If we really want to break things down, you start factoring win probability into the equation. In a very unsurprising development, these two teams were once again are ‘neck and neck’ in WPA; the Royals posted 8.09 win probability in ’14 while the Brewers had 8.06. In a bit of a shock though, the two teams RE24 showed a big gap. Milwaukee posted an impressive 59.96 RE24 this year while the Royals had 31.10. Since run expectancy is another accumulative statistic, I do wonder here if the extra innings compiled by the Brewers relievers played a factor in the almost 29 point difference. If so, you wonder how closer the two teams would be if they had thrown the same number of innings.
There was one final factor I wanted to venture into and that was the defensive aspect of this conversation. It was very well known that the 2014 Royals squad had a great defense and there was no way the pitching didn’t benefit from that defense. With that said, this Milwaukee team has also put up a solid defensive campaign, with Cain and Moustakas obviously being the two comparable links.

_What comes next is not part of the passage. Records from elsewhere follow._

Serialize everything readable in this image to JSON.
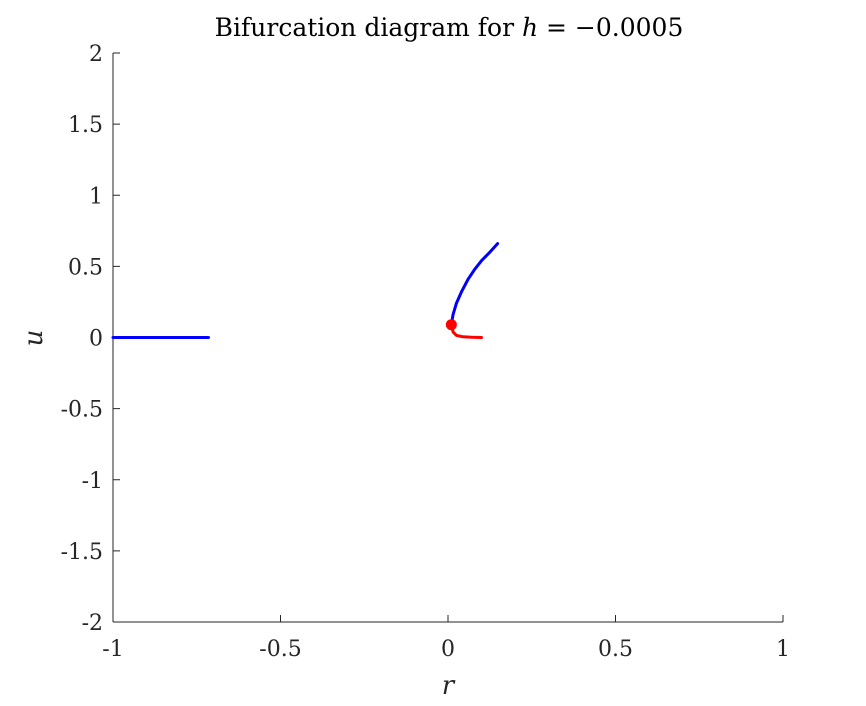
{
  "chart_data": {
    "type": "line",
    "title_prefix": "Bifurcation diagram for ",
    "title_var": "h",
    "title_rest": " = −0.0005",
    "xlabel": "r",
    "ylabel": "u",
    "xlim": [
      -1,
      1
    ],
    "ylim": [
      -2,
      2
    ],
    "xticks": [
      -1,
      -0.5,
      0,
      0.5,
      1
    ],
    "xtick_labels": [
      "-1",
      "-0.5",
      "0",
      "0.5",
      "1"
    ],
    "yticks": [
      -2,
      -1.5,
      -1,
      -0.5,
      0,
      0.5,
      1,
      1.5,
      2
    ],
    "ytick_labels": [
      "-2",
      "-1.5",
      "-1",
      "-0.5",
      "0",
      "0.5",
      "1",
      "1.5",
      "2"
    ],
    "grid": false,
    "series": [
      {
        "key": "stable-left",
        "color": "#0000ff",
        "points": [
          [
            -1,
            0
          ],
          [
            -0.85,
            0
          ],
          [
            -0.715,
            0
          ]
        ]
      },
      {
        "key": "stable-upper",
        "color": "#0000ff",
        "points": [
          [
            0.01,
            0.09
          ],
          [
            0.015,
            0.16
          ],
          [
            0.025,
            0.24
          ],
          [
            0.04,
            0.32
          ],
          [
            0.06,
            0.41
          ],
          [
            0.08,
            0.48
          ],
          [
            0.1,
            0.54
          ],
          [
            0.125,
            0.6
          ],
          [
            0.148,
            0.66
          ]
        ]
      },
      {
        "key": "unstable-lower",
        "color": "#ff0000",
        "points": [
          [
            0.01,
            0.09
          ],
          [
            0.015,
            0.04
          ],
          [
            0.025,
            0.015
          ],
          [
            0.045,
            0.005
          ],
          [
            0.07,
            0.002
          ],
          [
            0.1,
            0.0
          ]
        ]
      }
    ],
    "markers": [
      {
        "key": "fold-point",
        "x": 0.01,
        "y": 0.09,
        "color": "#ff0000"
      }
    ]
  }
}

If we are going by defensive runs saved, it is no contest: the Brewers had 112 DRS while the Royals put up only 34. But there is also Defensive Runs Above Average (DEF), which measures a player’s defensive value relative to league average. If we are comparing each team’s DEF, the Royals win easily over Milwaukee, 65.5 compared to 29.9. I’m always a bit hesitant when using defensive metrics but the one thing you can take from these numbers is that both bullpens benefited from the glovework done out on the field while they were in the game.
So which pen is better? It appears to be a very close race and I almost feel skeptical in picking a winner. But if I absolutely had to, I would probably say Milwaukee’s is slightly better, with a few more weapons at their disposal. The one thing we can agree on is that we wouldn’t even be having this discussion if not for how Dayton Moore built his teams to weigh so heavily on the shoulders of the relievers. That template has become a staple all around baseball and not just by the Brewers.
It will also be curious to see where Milwaukee ends up. The Royals bullpen got them all the way to Game 7 of the World Series in 2014, and then a world championship the following year. Will the Brewers ride their pen to the World Series or will the high usage of their relievers be their downfall? It is a question we will know the answer to soon enough.